What follows is some of the theory behind hierarchical modeling in computer graphics and some of the issues related to the camera and perspective transforms used in the viewing system.

Hierarchical Modeling

Hierarchical Modeling is a way of representing complex objects as hierarchical combinations of simple objects. A face, for example could be represented as an oblong sphere with some simple objects "pasted" on to represent eyes, ears, nose and mouth. Or a wheel could be represented as a thin torus with a series of cylinders inside to represent the spokes, for example. A more complicated object could then hierarchically include several of these wheels with a box to represent a cart.

The basic premise of hierarchical modeling is thus to create a series of simple objects and allow them to be manipulated and duplicated. In this way, one creates complicated objects that take advantage not only of the features of their sub-objects, but also of their hierarchical properties.

Coordinate Spaces

In general, 3-dimensional coordinate spaces have an origin and 3 non-parallel axes. Typically, however, these axes are taken to be orthogonal. When modeling objects, it is convenient to place them in a world-coordinate system. In order to view these objects, the notion of a camera is used - where the camera itself has a location in world-coordinates (camera position, C ), as well as a direction in which it points ( the N vector ) and an up vector ( U ) and a vector to denote increasing "x" coordinates ( V ). In order to take objects and view them with the camera, the Camera Transform is used to put the objects in to View Coordinate Space.

Camera Transform

Another way of representing the camera position is with two angles and a camera distance. Theta is the angle the camera sits at in the XY plane, and Phi is angle the camera is "away" from the Z axis. We shall call the camera distance to the world-coordinate origin U. The transformation from world coordinate to view coordiante space is carried out using the Tview matrix.

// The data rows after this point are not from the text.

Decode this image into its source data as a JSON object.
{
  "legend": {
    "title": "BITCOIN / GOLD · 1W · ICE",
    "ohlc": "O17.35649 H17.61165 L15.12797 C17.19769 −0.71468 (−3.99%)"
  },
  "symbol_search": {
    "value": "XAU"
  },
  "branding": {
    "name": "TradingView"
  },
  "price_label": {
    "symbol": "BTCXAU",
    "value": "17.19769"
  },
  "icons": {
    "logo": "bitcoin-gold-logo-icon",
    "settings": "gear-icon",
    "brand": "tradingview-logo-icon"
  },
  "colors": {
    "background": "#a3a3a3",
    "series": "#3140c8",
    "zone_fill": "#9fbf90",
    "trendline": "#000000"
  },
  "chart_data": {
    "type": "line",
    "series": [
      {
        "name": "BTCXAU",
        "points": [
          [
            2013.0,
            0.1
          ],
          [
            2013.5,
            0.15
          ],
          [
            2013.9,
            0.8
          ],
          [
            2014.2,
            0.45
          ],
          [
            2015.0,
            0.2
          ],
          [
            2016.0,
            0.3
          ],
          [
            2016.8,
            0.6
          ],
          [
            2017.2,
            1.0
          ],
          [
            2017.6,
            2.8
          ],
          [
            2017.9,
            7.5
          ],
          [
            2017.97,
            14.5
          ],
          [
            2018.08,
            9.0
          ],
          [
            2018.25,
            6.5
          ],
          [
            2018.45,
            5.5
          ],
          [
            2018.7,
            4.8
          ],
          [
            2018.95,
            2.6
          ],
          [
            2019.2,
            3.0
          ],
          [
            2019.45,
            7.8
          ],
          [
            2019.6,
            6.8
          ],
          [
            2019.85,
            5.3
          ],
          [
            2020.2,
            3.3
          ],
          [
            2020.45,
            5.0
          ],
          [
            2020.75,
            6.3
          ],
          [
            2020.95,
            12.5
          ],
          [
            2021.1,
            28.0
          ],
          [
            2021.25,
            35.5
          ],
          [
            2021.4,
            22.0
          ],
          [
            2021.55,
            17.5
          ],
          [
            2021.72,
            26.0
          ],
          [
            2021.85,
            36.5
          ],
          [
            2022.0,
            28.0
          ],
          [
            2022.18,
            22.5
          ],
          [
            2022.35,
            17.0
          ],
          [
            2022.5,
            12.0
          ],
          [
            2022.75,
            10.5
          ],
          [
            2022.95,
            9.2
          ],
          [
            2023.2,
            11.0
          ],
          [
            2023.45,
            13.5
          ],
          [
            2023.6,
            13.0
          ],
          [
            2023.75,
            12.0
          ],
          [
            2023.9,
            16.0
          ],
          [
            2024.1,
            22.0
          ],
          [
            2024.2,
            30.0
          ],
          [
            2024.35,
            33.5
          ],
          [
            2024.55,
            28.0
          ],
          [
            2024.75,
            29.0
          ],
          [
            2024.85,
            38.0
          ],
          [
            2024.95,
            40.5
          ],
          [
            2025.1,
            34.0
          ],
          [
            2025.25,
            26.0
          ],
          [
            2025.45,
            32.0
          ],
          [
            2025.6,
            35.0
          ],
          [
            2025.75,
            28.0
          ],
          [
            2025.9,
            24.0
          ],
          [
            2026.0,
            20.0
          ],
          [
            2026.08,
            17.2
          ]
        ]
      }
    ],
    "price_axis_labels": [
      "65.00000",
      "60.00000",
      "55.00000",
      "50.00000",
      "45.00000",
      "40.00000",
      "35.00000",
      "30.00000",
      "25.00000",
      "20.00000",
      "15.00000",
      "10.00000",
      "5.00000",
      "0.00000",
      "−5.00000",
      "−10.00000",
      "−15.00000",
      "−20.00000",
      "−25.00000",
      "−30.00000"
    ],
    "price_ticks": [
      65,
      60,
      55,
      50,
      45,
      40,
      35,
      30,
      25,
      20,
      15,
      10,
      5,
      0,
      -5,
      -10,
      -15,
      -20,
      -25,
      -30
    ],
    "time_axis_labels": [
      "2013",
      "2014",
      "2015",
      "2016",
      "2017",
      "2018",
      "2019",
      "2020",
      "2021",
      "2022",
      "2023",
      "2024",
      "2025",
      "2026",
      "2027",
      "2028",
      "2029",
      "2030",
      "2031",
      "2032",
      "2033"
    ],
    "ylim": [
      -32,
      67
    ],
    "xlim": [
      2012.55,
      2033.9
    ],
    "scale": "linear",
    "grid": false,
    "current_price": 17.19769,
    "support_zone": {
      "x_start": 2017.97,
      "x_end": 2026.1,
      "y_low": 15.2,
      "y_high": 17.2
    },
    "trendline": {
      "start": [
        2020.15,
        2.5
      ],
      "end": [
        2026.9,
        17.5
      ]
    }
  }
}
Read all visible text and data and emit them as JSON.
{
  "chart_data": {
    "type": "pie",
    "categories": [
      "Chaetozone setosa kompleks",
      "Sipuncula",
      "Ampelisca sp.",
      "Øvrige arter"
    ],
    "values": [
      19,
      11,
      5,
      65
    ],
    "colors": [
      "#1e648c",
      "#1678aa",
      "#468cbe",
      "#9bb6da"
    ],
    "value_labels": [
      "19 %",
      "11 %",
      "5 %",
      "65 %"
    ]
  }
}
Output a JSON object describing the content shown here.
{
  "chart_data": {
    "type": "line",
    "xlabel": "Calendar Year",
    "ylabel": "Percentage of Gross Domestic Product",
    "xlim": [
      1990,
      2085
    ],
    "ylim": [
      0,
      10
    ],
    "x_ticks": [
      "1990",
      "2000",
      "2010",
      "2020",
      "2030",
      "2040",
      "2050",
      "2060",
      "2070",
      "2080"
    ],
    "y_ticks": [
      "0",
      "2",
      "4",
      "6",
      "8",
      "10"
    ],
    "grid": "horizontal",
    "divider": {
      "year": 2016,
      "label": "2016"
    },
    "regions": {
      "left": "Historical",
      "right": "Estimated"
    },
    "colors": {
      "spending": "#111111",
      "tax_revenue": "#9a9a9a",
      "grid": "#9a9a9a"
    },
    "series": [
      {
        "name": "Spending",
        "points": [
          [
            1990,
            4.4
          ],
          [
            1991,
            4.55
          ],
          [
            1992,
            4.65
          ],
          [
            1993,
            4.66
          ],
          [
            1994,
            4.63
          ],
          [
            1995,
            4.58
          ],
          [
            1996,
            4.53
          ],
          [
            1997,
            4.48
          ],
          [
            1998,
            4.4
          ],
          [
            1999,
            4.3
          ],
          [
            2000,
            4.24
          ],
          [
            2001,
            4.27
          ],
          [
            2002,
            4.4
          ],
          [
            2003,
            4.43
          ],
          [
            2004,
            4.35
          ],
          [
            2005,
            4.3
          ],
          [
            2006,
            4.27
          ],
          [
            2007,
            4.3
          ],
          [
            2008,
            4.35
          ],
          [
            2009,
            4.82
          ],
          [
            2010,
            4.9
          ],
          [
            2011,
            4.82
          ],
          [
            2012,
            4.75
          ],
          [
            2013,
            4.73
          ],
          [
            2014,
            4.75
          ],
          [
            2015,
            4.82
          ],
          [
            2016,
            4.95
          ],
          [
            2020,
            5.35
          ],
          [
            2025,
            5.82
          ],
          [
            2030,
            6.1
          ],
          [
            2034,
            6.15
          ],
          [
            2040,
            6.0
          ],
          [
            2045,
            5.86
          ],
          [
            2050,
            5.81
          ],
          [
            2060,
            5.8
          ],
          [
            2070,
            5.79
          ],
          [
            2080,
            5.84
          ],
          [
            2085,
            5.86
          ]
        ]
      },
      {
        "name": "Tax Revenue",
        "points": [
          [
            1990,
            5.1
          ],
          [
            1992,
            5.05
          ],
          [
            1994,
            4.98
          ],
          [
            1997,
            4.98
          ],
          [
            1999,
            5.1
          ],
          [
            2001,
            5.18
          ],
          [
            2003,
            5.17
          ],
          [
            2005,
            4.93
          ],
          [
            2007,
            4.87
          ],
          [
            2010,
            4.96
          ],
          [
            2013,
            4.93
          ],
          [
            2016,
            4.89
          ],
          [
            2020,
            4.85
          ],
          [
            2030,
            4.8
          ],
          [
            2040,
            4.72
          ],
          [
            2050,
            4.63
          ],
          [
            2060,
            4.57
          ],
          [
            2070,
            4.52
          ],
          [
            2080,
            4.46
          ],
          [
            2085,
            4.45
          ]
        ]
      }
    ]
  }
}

The TView matrix can be derived through a sequential application of the following transformations (the first three of which are essentially one step):

A Translation of -U*Cos(Theta)*Sin(Phi) in X
A Translation of -U*Sin(Theta)*Sin(Phi) in Y
A Translation of -U*Cos(Phi) in Z
A Rotation about the Z axis of 90-Theta
A Rotaion about the X axis of Phi-180
An optional flipping of x coordinates depending on whether you want everything left or right-handed.

Perspective Transform

The perspective transform takes points and compresses the Z coordinates to turn them from View coordinates to Screen coordinates. In essence, objects that are far away from the camera appear smaller in the screen than objects that are closer. In its most basic form, the perspective transform divides the last column of the transformation matrix by d, the distance from the camera to the viewing screen. This means setting the homogeneous coordinate factor to 1/d resulting in dividing the x and y coordinates by z which gives the desired scaling effect.